FIG. 10 is a graph showing three types of incident light intensity distributions and a reflected light intensity distribution for each incident light.

FIG. 11 is a perspective view showing the configuration of the entire surface inspection apparatus of another embodiment.

FIG. 12 is a perspective view showing the configuration of the entire surface inspection apparatus of another embodiment.

[Explanation of symbols]

1: Steel plate 2, 2B, 2C, 2D, 2E: Illumination device 3, 6: Line sensor camera 3B, 6B: Pipe receiver (optical rod + photomultiplier tube) 4: Abnormality determination circuit 5: Light emission port 7, 8: Signal processing circuit 21, 22: Illumination mechanism 23, 24, 28: Lens 25: Laser light source 26: Hafmylar 27: Reflector 29: Scanning mechanism 51, 52: Opening 61: Engagement part 62: Spacers 205, 206, 207: Shading plates 208, 209, 210: Shafts 211, 221: Fluorescent lamps 212, 222: Parabolic mirrors 213, 223: Diffusing plates 214, 224: Variable diaphragm mechanisms 215, 217, 225, 227: Light-shielding plate 291: Polygon mirror 292: Reflecting mirror Wsa, Wsb: Slit width

Claims (6)

[Claims] 1. An illuminating device for irradiating the surface of an inspection object with light, a light receiving device installed in the direction of specular reflection of the light with which the inspection object is irradiated, and light depending on the light incident on the light receiving device.
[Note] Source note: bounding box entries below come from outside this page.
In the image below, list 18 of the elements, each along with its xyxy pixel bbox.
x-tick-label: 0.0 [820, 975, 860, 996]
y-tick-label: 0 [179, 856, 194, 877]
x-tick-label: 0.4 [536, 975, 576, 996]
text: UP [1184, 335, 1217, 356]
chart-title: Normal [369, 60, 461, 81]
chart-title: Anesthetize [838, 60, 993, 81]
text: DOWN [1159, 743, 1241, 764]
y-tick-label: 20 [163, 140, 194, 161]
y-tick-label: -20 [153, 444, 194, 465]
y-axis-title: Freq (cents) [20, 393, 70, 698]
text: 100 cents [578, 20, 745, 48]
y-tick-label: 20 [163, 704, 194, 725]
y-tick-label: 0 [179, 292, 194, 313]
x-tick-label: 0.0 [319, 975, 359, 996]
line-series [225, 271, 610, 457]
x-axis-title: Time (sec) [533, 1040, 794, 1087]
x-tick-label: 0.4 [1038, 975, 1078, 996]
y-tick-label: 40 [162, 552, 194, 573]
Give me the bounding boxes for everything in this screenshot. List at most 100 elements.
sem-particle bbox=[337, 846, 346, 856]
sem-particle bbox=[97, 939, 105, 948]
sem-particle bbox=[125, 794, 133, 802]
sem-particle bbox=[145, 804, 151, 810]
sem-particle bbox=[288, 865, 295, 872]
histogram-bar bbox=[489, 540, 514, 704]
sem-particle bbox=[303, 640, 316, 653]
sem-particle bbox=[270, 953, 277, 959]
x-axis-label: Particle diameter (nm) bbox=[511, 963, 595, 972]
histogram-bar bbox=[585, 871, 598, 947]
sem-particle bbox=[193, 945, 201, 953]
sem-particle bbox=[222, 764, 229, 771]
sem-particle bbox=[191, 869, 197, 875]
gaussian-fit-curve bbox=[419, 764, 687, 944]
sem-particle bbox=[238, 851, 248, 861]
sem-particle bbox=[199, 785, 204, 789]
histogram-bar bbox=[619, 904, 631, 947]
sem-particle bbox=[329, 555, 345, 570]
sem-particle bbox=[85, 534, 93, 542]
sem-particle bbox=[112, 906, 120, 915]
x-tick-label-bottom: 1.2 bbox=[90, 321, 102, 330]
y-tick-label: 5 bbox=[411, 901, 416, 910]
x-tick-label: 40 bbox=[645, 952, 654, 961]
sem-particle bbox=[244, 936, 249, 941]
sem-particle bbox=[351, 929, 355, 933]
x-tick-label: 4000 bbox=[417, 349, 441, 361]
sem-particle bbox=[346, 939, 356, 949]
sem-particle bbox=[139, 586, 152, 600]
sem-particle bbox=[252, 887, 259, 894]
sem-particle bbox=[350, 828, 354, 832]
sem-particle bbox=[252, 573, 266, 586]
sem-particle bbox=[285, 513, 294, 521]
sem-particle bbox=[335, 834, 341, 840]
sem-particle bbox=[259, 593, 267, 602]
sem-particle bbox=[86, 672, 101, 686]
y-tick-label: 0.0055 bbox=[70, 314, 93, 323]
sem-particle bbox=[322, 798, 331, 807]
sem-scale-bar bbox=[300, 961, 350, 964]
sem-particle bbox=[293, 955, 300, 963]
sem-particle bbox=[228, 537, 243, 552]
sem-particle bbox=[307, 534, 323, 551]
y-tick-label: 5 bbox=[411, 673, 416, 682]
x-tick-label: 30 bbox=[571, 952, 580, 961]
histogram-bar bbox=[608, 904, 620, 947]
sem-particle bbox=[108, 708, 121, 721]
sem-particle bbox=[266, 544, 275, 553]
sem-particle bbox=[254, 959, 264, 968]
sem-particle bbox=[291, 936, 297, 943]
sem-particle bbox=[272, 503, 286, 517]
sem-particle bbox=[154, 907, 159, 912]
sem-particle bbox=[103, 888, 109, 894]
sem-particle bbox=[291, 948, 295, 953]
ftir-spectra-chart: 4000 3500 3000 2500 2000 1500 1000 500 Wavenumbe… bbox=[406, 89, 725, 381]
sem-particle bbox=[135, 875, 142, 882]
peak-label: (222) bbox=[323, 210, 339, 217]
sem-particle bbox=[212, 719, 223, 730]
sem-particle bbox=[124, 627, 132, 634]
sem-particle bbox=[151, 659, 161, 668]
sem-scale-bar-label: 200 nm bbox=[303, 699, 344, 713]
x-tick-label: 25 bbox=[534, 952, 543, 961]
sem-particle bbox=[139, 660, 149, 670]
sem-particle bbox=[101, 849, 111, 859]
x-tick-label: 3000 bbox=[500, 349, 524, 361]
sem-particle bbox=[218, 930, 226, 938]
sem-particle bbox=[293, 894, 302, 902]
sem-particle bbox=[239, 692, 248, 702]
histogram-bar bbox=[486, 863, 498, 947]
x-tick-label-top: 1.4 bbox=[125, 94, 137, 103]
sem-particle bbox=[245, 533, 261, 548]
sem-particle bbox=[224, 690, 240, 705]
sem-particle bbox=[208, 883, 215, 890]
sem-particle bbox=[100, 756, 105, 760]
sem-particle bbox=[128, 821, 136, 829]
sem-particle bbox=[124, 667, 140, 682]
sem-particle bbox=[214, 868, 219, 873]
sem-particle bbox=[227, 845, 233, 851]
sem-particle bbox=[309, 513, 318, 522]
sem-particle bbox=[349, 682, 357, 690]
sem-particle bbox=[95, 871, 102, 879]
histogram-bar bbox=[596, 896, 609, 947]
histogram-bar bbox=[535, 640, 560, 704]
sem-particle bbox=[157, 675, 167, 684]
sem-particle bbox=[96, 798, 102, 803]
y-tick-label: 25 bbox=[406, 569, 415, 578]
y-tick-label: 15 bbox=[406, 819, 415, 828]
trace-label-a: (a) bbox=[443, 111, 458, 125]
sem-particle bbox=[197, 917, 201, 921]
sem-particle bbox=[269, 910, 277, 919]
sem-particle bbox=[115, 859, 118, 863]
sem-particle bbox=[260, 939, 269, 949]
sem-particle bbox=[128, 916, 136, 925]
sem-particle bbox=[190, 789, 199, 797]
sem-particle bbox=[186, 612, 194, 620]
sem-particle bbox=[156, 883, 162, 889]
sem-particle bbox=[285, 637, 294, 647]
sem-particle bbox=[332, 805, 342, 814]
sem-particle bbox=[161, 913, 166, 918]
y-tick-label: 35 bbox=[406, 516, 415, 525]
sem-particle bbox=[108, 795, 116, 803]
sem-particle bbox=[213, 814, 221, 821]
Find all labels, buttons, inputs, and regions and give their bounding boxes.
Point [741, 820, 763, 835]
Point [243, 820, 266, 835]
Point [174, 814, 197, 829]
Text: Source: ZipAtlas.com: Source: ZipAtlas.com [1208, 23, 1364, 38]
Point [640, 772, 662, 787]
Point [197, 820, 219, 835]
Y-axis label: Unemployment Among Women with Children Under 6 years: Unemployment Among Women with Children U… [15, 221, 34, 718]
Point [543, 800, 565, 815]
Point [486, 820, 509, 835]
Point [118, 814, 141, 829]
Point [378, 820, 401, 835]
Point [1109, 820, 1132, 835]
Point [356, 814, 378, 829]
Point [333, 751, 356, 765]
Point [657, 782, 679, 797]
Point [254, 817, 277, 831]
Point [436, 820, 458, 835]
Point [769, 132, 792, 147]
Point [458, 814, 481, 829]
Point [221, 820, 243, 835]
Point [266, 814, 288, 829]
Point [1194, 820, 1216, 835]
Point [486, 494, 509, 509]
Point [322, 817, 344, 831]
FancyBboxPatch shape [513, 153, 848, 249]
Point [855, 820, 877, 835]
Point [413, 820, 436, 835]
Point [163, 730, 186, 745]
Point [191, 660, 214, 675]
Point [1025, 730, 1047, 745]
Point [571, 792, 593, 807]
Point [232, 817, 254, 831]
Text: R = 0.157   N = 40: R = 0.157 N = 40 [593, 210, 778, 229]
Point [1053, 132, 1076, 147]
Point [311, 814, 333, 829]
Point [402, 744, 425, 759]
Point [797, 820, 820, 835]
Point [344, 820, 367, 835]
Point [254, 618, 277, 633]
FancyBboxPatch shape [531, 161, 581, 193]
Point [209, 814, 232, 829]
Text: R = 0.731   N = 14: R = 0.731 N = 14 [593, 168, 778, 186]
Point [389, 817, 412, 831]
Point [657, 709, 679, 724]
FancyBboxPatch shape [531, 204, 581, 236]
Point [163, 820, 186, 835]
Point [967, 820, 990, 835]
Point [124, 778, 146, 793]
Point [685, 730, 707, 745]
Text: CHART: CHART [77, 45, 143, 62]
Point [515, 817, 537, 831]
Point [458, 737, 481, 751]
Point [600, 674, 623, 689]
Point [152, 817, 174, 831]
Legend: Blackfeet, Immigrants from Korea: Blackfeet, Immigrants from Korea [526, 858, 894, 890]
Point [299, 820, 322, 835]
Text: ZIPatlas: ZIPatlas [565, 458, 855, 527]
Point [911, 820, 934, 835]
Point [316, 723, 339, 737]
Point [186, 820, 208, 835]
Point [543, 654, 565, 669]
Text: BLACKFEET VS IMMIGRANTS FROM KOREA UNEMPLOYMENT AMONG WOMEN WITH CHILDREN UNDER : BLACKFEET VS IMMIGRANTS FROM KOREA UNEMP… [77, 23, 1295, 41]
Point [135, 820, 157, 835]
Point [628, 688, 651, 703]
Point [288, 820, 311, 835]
A surface inspection apparatus comprising an identification device for identifying a surface state of the inspection object: a substantially identical inspection of the surface of the inspection object from two positions adjacent to the lighting device at a distance from each other. A surface inspection apparatus comprising an illumination mechanism for irradiating illumination light toward a position. 2. The illumination mechanism comprises two slit-shaped openings installed at positions adjacent to each other, at least one light source for radiating light toward these openings, and between the light source and the opening. The surface inspection apparatus according to claim 1, further comprising a diffusion plate installed on the surface. 3. The illumination mechanism includes a slit-shaped opening,
Two lighting units having a light source for irradiating light toward the opening and an optical lens arranged between the light source and the opening are installed at positions adjacent to each other, and these two lighting units are provided. The surface inspection apparatus according to claim 1, wherein the optical axes of the illumination light are arranged so as to be inclined with respect to each other. 4. The illumination mechanism comprises one light source for emitting a beam of light and a beam for separating a single light beam emitted from the light source into two light beams. Separation mechanism and the beer
The surface inspection apparatus according to claim 1, further comprising an optical lens disposed in a path of two light beams emitted from the beam separating mechanism. 5. The surface inspection according to claim 1, claim 2, claim 3, or claim 4, wherein the illumination mechanism includes a variable diaphragm mechanism installed between the light source and the light exit port. apparatus. 6. The movable mechanism for supporting at least the position of the diaphragm mechanism of the illumination device so as to be movable with respect to the optical axis direction of the illumination light. 4. The surface inspection device according to 4.